I have not let His love have its way with me, and so my love for others has failed.
There are those whom I have hurt, and those whom I have failed to help.
My thoughts and desires have been soiled with sin." (Lutheran Service Book, p. 292)
And Pastor's words came back to me, as he placed his hand on my head:
"In the stead and by the command of my Lord Jesus Christ I forgive you all your sins in the name of the Father and of the Son and of the Holy Spirit."
And suddenly it was clear that it mattered not what Pastor thought of me but only what my Lord thought of me, and He had known all along--and still knows--my sinful condition and yet for the sake of His Son and my Saviour had forgiven me all those sins and made me new in Christ.

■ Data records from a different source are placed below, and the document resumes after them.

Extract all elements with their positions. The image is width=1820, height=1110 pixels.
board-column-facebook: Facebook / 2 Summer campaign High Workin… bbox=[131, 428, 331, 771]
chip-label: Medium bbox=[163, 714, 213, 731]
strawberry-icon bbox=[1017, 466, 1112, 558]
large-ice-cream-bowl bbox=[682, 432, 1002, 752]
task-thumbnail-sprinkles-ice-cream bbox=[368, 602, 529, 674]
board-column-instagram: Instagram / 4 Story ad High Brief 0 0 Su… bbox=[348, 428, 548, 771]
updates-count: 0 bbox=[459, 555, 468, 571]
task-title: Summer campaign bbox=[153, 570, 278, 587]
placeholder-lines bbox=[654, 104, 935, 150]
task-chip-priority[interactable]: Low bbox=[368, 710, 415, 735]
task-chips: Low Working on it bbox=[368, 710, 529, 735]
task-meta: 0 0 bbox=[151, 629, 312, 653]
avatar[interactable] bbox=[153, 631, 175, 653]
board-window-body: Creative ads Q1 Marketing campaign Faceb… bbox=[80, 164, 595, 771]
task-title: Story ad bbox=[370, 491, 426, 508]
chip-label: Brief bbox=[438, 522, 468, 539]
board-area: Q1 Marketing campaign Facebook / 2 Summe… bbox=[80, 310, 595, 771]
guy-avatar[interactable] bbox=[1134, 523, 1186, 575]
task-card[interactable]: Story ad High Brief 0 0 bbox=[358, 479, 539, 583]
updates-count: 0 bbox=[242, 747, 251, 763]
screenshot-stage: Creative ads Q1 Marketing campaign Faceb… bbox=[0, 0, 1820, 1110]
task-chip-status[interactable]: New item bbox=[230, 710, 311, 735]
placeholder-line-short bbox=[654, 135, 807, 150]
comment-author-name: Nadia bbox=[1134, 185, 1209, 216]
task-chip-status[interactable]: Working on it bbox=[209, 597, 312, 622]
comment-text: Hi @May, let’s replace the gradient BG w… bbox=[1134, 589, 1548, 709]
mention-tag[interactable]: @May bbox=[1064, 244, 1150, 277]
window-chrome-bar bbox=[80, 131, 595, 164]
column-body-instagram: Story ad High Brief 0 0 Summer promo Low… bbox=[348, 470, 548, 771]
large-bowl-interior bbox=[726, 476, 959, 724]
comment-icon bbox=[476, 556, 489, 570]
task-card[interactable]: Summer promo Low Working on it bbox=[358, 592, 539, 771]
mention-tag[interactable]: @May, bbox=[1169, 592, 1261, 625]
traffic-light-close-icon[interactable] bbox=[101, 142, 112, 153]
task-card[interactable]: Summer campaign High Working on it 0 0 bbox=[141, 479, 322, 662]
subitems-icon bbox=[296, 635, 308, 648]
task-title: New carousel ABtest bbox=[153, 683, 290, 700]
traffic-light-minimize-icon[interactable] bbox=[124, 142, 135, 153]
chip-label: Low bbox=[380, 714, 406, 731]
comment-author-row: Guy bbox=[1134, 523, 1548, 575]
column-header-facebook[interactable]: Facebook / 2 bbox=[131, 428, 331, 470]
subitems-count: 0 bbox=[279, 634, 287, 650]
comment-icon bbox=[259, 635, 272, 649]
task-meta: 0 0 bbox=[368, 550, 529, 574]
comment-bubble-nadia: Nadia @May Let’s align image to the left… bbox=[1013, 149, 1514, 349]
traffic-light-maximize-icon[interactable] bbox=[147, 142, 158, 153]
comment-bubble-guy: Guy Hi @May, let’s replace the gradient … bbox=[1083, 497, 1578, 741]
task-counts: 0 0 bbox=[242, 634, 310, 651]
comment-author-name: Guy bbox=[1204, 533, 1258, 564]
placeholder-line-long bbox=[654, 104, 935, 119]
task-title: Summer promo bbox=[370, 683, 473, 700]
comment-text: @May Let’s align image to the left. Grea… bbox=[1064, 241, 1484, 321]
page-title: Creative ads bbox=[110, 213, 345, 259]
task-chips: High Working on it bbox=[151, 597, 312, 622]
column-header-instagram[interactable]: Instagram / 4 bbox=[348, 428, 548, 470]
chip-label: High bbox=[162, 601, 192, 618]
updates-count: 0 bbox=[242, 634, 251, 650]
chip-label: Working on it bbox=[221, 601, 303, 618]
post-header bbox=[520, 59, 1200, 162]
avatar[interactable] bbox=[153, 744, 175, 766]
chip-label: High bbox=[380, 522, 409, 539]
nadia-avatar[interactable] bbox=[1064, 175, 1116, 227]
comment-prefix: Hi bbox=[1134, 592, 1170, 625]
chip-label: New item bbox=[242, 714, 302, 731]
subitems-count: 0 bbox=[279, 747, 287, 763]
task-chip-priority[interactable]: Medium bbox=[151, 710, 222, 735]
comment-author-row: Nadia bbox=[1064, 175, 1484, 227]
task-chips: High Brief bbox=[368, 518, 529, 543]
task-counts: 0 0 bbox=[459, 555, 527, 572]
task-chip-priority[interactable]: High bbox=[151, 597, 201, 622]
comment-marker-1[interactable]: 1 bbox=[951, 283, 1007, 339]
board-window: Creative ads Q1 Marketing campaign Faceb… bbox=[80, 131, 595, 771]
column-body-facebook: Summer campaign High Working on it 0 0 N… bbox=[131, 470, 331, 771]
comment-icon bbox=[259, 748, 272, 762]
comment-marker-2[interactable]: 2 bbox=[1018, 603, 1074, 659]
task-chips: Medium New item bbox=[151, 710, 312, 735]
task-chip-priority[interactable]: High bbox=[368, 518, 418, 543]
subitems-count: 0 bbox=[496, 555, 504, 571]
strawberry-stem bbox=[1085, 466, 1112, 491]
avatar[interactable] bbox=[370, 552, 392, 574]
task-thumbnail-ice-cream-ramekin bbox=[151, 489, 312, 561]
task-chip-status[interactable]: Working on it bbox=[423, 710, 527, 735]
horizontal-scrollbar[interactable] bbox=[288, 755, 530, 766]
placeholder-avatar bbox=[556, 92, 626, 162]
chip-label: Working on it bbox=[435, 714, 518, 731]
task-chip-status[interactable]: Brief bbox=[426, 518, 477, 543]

In The Yearling, after Jody informs his father of Flag's devastating action, Mr. and Mrs. Baxter confer to decide what to do. Mrs. Baxter has long been "down" on Flag and Jody fears this most recent event might be the last straw. But when his parents call him to share their verdict, it turns out that Mr. Baxter--full of sympathy and compassion for his son--has prevailed upon his wife and talked her into trying one more time to manage the misbehaving fawn. A reprieve is granted: Jody will be allowed to attempt the building of a fence to keep Flag away from the vulnerable plants. At this news, Jody feels as though he has gotten his very life back:
It seemed to Jody that he had been shut up in a small black box and now the lid was off, and the sun and light and air came in across him, and he was free.
I can think of no better words to describe the way I felt after hearing my pastor's granting of my Lord's absolution. It was indeed like being let out of a tiny, suffocating black box--a tomb of condemnation--and finding myself once again able to live and breathe again.
As I mentioned earlier, I was confirmed in the Roman Catholic church and so have some memory of personal confession and absolution. But as a Catholic the experience was somewhat different: once the penitent has confessed, he or she is instructed to perform some sort of "penance"--perhaps an act of prayer, fasting, or good works--to demonstrate his remorse and make up for the harm that his sin has done. Now, I don't mean to argue against any of these things--they each have value, and prayer in particular seems to me a natural outgrowth of true repentance. But to have a priest prescribe that I say three "Our Father's" or two "Hail Mary's" or that I engage in some specific act to make up for my sin seems to me to fly in the face of true forgiveness, which is granted without any strings attached. For if the penitent is truly sorry, the joy and gratitude that are experienced upon receiving absolution will doubtless lead to prayers of thanksgiving and acts of Gospel joy.
If you are finding yourself weighed down by sin, I encourage you this Lenten season to see a pastor, preferably a confessional Lutheran one with a Biblical understanding of Law and Gospel, and relieve yourself of that burden. Then find yourself a Lutheran Service Book, turn to hymn #611, and sing or speak these words, not as an act of penance but as a celebration of the absolution that has just been granted you by your Father and of the reconciliation you now have with Him--a reconciliation that was obtained not by any work of yours but rather once and for all by Jesus on the cross:
Oh, the height of Jesus' love,
Higher than the heav'ns above,
Deeper than the depths of sea,
Lasting as eternity!
Love that found me--wondrous thought!
Found me when I sought Him not.
(Stanza 2, "Chief of Sinners Though I Be")
1 comment:
I've started and dumped about four different comments on your post...
So, after thinking about it some more, I'll just say: thanks for writing it.
Pastors, make it easier on your people: make it clear that Confession and Absolution is available by appointment, even if you don't have a weekly set time for it.